# does wax ever go bad?



## bakesale (Nov 28, 2008)

Should still be good, there is nothing perishable inside wax and the chemicals are quite stable.


----------



## earl_je (Oct 20, 2009)

my guess is it's just dried up, but should still be fine once melted on the board.. fragrance might not be there anymore, but that's not important.


----------



## bakesale (Nov 28, 2008)

earl_je said:


> my guess is it's just dried up, but should still be fine once melted on the board.. fragrance might not be there anymore, but that's not important.


Snowboard wax shouldn't be fragrant. The oils in fragrance wouldn't be good for a snowboard.


----------



## Mr. Polonia (Apr 5, 2009)

earl_je said:


> fragrance might not be there anymore, but that's not important.


i always thought fragrance made u go faster:dunno:


----------



## gallagher83 (Jan 8, 2010)

i have a bar of rub on wax not hot wax and it smells good


----------



## Mr. Polonia (Apr 5, 2009)

gallagher83 said:


> i have a bar of rub on wax not hot wax and it smells good


it prob smells really good as its rubbed off after 30yds of riding:laugh:


----------



## krazykunuck (Feb 18, 2010)

ralph:... i smell burnnninnngg...


----------



## Guest (Mar 17, 2010)

Mr. Polonia said:


> it prob smells really good as its rubbed off after 30yds of riding:laugh:


:laugh:

but yeah, wax doesn't go bad as far as I know...


----------



## gallagher83 (Jan 8, 2010)

that what i have


----------



## earl_je (Oct 20, 2009)

Snowolf said:


> Have you taken a whiff of One Ball Jay wax? That shit smells good enough to eat.....




That's what I meant. Apparently, these guys have had so many face plants their sense of olfaction is all messed up! 

The Dakine bar I use smells like bubblegum... :cheeky4:


----------



## Guest (Mar 19, 2010)

Snowolf said:


> Have you taken a whiff of One Ball Jay wax? That shit smells good enough to eat.....


Damn right! First chunk I bought from One Ball Jay made my board smell like piña coladas.


----------



## RidePowder (Oct 30, 2008)

God you guys should smell the bluebird blueberry all temp wax. Ive still got 4 shop bars of it and it smells like candy! so good.

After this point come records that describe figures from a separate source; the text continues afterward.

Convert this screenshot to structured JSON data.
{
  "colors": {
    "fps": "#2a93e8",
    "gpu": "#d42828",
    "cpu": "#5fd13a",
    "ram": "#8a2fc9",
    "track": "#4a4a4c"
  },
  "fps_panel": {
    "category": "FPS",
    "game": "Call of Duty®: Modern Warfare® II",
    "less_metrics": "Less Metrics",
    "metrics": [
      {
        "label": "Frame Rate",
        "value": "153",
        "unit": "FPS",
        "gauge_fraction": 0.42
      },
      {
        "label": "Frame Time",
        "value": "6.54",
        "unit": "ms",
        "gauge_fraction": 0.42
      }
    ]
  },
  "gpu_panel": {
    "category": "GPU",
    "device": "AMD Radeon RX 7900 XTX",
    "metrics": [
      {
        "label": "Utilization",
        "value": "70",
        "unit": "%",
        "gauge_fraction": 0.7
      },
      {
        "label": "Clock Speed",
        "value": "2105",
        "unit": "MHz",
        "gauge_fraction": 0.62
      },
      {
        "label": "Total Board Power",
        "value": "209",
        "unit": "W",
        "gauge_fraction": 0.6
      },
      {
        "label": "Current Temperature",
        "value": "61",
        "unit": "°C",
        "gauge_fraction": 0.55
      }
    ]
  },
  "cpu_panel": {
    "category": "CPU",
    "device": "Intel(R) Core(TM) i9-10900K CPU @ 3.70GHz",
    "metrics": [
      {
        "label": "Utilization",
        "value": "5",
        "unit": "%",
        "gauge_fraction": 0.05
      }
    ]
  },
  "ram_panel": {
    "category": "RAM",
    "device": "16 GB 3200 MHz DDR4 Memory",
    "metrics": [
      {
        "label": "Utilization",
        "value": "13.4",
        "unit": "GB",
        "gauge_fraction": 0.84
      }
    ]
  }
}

Please show data on how fragrance oils are bad for PE? Ive taken composite engineering classes and the only things that Ive taken out of it is dont spill gasoline on your base (or other like chemicals that degrade plastic), dont leave an iron alone on your base, try to avoid dropping an entire packet of epoxy on it at one time (base not gouge) etc.. I cant see any reason why any oils that cause fragrance would degrade the UHWMPE that your base is made out of


----------



## Guest (Mar 19, 2010)

RidePowder said:


> God you guys should smell the bluebird blueberry all temp wax. Ive still got 4 shop bars of it and it smells like candy! so good.


I'll have to check that out new time I head out to the LBS. Sounds good.


----------



## freshy (Nov 18, 2009)

Haha I love the small of melting wax in the morning. Surf wax smells really good too.


----------